How a UK tent rental company used Google analytics and Tableau to improve sales

UK wedding marquee rental website Google analytics data was analysed using Tableau Public.  The client’s target geographic area is UK Northwest centered around Manchester.

It was interesting to see significant number of site visitors from Pakistan, India and Phillippines.

A bit of customer research reveals that these site visitors are friends and family helping with UK wedding.
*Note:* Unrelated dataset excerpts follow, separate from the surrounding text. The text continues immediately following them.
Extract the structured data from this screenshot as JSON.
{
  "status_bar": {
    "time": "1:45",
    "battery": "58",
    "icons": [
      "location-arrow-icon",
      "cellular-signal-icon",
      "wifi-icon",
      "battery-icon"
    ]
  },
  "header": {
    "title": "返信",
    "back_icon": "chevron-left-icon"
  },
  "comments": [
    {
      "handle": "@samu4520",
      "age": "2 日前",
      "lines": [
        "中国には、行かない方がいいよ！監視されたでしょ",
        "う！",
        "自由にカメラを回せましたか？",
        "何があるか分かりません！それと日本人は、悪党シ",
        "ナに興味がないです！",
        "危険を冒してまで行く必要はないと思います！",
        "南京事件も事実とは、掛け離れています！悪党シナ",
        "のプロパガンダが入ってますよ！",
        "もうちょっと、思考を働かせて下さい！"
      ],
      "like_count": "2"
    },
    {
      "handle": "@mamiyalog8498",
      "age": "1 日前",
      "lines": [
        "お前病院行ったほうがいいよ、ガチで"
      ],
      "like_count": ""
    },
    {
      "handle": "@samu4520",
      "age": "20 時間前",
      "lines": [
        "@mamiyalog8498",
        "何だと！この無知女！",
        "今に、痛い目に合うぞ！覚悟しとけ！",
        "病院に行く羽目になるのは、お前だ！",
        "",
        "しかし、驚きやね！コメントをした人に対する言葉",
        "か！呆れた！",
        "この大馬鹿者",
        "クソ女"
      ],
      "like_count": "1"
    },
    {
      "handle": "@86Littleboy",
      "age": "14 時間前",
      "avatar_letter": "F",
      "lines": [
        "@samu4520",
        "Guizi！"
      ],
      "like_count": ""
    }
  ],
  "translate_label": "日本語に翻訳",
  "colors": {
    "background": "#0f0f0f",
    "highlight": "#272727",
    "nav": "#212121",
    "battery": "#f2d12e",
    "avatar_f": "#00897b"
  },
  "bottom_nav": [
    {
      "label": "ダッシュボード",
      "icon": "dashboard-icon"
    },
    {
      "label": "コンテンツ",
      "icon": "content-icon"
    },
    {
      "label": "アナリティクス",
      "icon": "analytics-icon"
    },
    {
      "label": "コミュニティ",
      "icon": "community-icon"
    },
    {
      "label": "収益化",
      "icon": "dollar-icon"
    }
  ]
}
The client does have first hand information that his clients have family members offshore who might have helped do wedding planning. But getting hard data from website analytics and seeing this clearly highlighted in the Tableau analysis prompted a call to action for the client to do sales and marketing efforts to advertise to Pakistani, Indian and Phillippines offshore but also to specifically target advertising to these demographic groups inside the UK.

The result was increased bookings and a lift in word of mouth advertising within these demographic groups.

Well done analytical entrepreneur. Yes, analytics can be that easy and effective. Just use the tools, do the work, and listen to the analysis!